The first thing that I think you get from the letter is the sense of Marx's volume of reading. It stretches across both classical authors (he names Tacitus and Ovid) and modern (notably Hegel, but also Savigny, Feuerbach, Cramer, Lauterbach and others). It encompassed many subjects: Marx essayed to read in poetry, literature, he 'made some acquaintance with natural science and history' (particularly delighting in Riemarus's 'On the Instincts of Animals), inquired into law both Canon, German (through Frankish capitularies) and modern and of course joined a reading group prompted by his philosophical investigations.
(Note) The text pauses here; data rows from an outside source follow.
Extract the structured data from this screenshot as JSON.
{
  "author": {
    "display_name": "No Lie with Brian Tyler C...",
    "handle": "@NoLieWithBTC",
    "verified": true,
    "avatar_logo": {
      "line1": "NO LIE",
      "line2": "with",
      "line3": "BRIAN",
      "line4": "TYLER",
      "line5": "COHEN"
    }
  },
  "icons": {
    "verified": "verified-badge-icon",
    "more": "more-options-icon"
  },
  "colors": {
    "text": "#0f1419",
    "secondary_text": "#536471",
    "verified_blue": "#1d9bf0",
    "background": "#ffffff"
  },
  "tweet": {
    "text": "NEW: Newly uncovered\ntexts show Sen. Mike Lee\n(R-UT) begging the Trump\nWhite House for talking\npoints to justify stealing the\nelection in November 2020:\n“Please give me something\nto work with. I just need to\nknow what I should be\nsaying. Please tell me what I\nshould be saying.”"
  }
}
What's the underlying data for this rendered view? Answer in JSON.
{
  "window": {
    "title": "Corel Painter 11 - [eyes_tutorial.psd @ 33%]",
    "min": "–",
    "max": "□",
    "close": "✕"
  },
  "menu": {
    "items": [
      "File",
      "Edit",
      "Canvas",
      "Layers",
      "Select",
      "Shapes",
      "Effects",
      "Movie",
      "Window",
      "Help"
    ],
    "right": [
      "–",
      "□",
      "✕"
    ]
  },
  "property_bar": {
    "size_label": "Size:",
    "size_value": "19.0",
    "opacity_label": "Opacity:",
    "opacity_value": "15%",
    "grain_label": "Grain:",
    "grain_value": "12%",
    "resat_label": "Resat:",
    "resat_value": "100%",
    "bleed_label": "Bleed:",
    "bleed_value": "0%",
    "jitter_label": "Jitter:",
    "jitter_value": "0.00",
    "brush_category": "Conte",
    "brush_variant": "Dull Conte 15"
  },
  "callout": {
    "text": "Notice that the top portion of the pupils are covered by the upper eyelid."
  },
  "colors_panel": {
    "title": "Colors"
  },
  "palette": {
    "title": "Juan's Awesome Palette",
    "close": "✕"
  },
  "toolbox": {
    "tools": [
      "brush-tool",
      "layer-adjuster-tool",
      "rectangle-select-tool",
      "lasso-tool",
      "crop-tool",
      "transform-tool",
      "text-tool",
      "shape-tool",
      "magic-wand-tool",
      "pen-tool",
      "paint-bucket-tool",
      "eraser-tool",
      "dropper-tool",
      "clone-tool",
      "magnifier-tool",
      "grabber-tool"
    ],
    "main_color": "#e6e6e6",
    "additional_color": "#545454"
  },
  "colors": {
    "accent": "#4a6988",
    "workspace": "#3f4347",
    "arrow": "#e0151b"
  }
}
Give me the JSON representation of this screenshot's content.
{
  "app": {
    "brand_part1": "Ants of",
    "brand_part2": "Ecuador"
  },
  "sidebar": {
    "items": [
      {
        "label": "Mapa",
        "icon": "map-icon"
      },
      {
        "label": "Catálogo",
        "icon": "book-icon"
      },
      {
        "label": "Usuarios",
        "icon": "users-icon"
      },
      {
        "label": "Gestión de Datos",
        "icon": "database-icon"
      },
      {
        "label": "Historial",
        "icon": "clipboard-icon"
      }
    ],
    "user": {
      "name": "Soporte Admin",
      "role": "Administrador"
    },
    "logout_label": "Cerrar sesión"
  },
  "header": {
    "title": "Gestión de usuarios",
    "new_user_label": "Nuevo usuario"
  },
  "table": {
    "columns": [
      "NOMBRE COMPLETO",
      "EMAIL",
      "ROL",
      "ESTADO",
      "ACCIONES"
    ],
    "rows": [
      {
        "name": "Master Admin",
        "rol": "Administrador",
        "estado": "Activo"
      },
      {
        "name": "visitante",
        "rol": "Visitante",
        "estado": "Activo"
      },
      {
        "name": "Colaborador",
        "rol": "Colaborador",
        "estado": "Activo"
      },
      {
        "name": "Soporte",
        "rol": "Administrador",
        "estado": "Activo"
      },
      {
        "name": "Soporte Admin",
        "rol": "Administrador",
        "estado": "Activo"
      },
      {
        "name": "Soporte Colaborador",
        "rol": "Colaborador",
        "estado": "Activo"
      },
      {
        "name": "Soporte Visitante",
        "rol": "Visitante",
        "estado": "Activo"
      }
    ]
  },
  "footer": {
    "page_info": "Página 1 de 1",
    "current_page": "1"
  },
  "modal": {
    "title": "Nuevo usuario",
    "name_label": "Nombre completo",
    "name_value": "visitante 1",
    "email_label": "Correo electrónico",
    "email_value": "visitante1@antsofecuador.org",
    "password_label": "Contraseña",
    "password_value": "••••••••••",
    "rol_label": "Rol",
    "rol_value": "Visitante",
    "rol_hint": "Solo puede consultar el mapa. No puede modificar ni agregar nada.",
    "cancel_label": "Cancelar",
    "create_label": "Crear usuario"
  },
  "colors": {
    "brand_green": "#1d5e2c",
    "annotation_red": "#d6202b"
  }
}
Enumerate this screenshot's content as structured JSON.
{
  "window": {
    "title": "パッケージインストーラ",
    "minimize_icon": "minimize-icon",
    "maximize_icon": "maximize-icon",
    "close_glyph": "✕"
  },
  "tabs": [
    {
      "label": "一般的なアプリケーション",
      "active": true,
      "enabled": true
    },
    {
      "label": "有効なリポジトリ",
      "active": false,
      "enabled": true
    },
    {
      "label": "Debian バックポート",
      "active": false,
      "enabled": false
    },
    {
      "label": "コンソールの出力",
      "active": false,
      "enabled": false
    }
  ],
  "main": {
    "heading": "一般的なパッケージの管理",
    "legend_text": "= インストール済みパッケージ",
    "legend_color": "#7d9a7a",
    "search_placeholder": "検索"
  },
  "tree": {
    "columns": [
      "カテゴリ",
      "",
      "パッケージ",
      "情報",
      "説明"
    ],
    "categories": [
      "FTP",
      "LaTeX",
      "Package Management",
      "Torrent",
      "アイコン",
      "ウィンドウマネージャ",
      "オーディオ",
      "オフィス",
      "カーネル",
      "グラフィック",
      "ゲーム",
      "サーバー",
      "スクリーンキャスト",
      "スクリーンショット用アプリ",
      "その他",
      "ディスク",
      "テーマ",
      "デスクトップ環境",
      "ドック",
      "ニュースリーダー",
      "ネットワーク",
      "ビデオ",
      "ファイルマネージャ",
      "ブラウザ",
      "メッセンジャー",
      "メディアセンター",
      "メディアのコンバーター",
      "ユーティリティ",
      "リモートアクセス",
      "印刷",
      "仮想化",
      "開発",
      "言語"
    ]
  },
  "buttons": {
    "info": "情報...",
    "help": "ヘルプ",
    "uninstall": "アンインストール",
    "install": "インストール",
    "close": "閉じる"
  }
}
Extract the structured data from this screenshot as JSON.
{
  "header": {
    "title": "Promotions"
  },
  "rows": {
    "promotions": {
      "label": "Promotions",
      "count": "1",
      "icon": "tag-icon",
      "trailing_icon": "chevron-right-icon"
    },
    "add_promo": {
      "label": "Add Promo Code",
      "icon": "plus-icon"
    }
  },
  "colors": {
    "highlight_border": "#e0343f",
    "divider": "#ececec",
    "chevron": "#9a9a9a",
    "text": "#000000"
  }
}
WE also get a sense of the young Karl's output- he attempted to write a philosophical treatise, books of romantic lyric poetry to his future wife Jenny, and 'began to learn English and Italian on my own ie out of grammars'. Marx is of course writing to his father- but even so the names of the titles and the way that the letter addresses their contribution to his intellectual trajectory are redolent of a student encountering a vast corpus of European literature across a range of subjects: Marx was obviously well read.

What is interestingly absent is economics: we hear plenty of philosophy but little of the craft that was to reveal to Marx (so he thought) the underlying material basis of society. That is partly because Marx's own interest in what seems to have been untutored reading did not focus on economics or society itself but on the relationship between change and reality. He battles for example with the definition of law- looking to compose a study of law by splitting it into two parts, the first a theoretical consideration of the metaphysics of law (its underlying principles) and secondly attempting to view the definitions of law as passed through Roman in particular and other laws. As Marx himself expressed, such a project hid problems, he wrote 'as though the development of the ideas of positive law... could ever be anything different from the formation of the concept of law.' In a sense here we have Marx struggling towards a Hegelian or later Marxist undestanding of the role of history in the development of a human conceptual apparatus: the history of the adaptation of a term to circumstance is actually the history of the process of refinement that that term goes through. History in that sense is related to the formation of concepts and much more related to that process than formal definition or abstract logical reasoning is.

I am not professionally competent enough to understand Hegelianism- but this letter does seem interesting to me because it describes an education. Marx's reading in this period of his life was his own and it seems directed to an end- an end we should be aware of when we consider what communism as it later evolved in his hands and the hands of others became. What he seems to be interested in in this letter is the relationship of change to the structure of ideas of forms: Marx describes a juvenile philosophical pamphlet as containing 'a philosophical and dialectical development of the divinity as it manifests itself as idea-in-itself, religion, nature and history. My last sentence was the beggining of Hegel's system'. For Marx this revelation changed utterly his own understanding of the world- and he writes his letter in such a way as to reveal his changing thought about how concepts are generated- describing a history or process of thought rather than a logical sequence of thoughts.

Reading this letter suggests therefore that when we come to try and understand Marx, it is vital not to see him only as an economist but also as some kind of philosopher of history and experience. His movement towards the communism that was to make him famous started with the adaptation of Hegelian ideas and the reasons that he adopted those- as set out in this letter- were to do with the relationship between experience and history. This letter whcih I have barely understood is an important document which reflects the kind of education that Marx had and suggests interesting issues about the kind of theory he was to develop. Eventually his arguments were to be economical but the idea that ideas were generated by historical evolutions rather than ab nihilo was never to leave him.